Example:

baseMean

Gene A 20000.00

Gene B 80.00

Gene C 0

Refresher

• baseMean: 'The values above are the average of the normalized count values, dividing by size factors, taken over all samples, normalizing for sequencing depth. It does not take into account gene length. The base mean is used in DESeq2 only for estimating the dispersion of a gene (it is used to estimate the fitted dispersion). For this task, the range of counts for a gene is relevant but not the gene's length (or other technical factors influencing the count, like sequence content).'
• Gene length: 'Accounting for gene length is necessary for comparing expression between different genes within the same sample.'

My questions:

• Is the baseMean value the final dispersion estimates before fitting the GLM model and testing?
• Observation: 'Gene A' has the highest transcript count value, 'Gene B' the lowest, 'Gene C' was not identified in the data across all samples. Is this correct without making a comparison of a single gene between the samples? For comparison of a 'Gene A' between samples the log2FoldChange value is used and padj estimates significance.
• Would a combination of baseMean and log2FoldChange be useful to determine if a gene is highly present (expressed?) in all samples and differentially expressed between samples? Essentially, does baseMean = level of transcript (expression?) overall?

Thank you in advance!

Hi, so in your observation Gene A would show not the highest transcript count, but highest normalized read count. The amount of reads a gene gets during RNA-seq depends on the expression, but also the gene length, like you mentioned. So therefore, A gene X could theoretically have the same normalized read count (where the normalization does not take into account the gene length) as another gene Y, which is half as short as gene X, but twice as much expressed. To address your last question, I would say, that baseMean does not represent the level of transcript expression (since it does not consider gene length), however, it can give you a quick approximation. Using your example, it would probably be save to assume, that gene B is not 250 times shorter (20000/80) and equally expressed as gene A, which could explain the differences in the normalized read counts. Its more likely, that gene A is indeed higher expressed, however this approximation gets tricky if the baseMean values would be more similar, like 1000 and 2000.

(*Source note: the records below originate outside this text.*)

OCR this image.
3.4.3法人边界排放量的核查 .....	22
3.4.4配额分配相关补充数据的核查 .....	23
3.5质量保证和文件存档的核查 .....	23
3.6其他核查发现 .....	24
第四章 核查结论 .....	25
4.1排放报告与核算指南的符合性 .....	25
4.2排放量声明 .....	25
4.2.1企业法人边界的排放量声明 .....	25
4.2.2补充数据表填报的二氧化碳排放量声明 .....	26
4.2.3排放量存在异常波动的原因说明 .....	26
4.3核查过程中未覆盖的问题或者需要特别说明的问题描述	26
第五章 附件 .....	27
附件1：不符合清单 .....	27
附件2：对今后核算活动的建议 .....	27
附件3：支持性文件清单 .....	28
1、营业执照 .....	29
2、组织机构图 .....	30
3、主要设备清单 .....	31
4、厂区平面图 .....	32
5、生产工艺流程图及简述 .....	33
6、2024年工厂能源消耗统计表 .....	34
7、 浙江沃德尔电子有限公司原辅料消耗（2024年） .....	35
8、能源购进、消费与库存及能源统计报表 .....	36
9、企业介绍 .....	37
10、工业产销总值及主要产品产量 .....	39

If you, for example use salmon count matrices, they already contain another form of count normalization, which consideres gene length and would be suited better to find highly expressed genes in your data, called TPM (or transcripts per million).

I would note that some library prep methods are biased to one end of the transcript, in which case correcting for transcript length is not appropriate; long genes and short genes both have exactly one 3' end.

So you should find out what library prep was used before you consider adjusting for transcript length.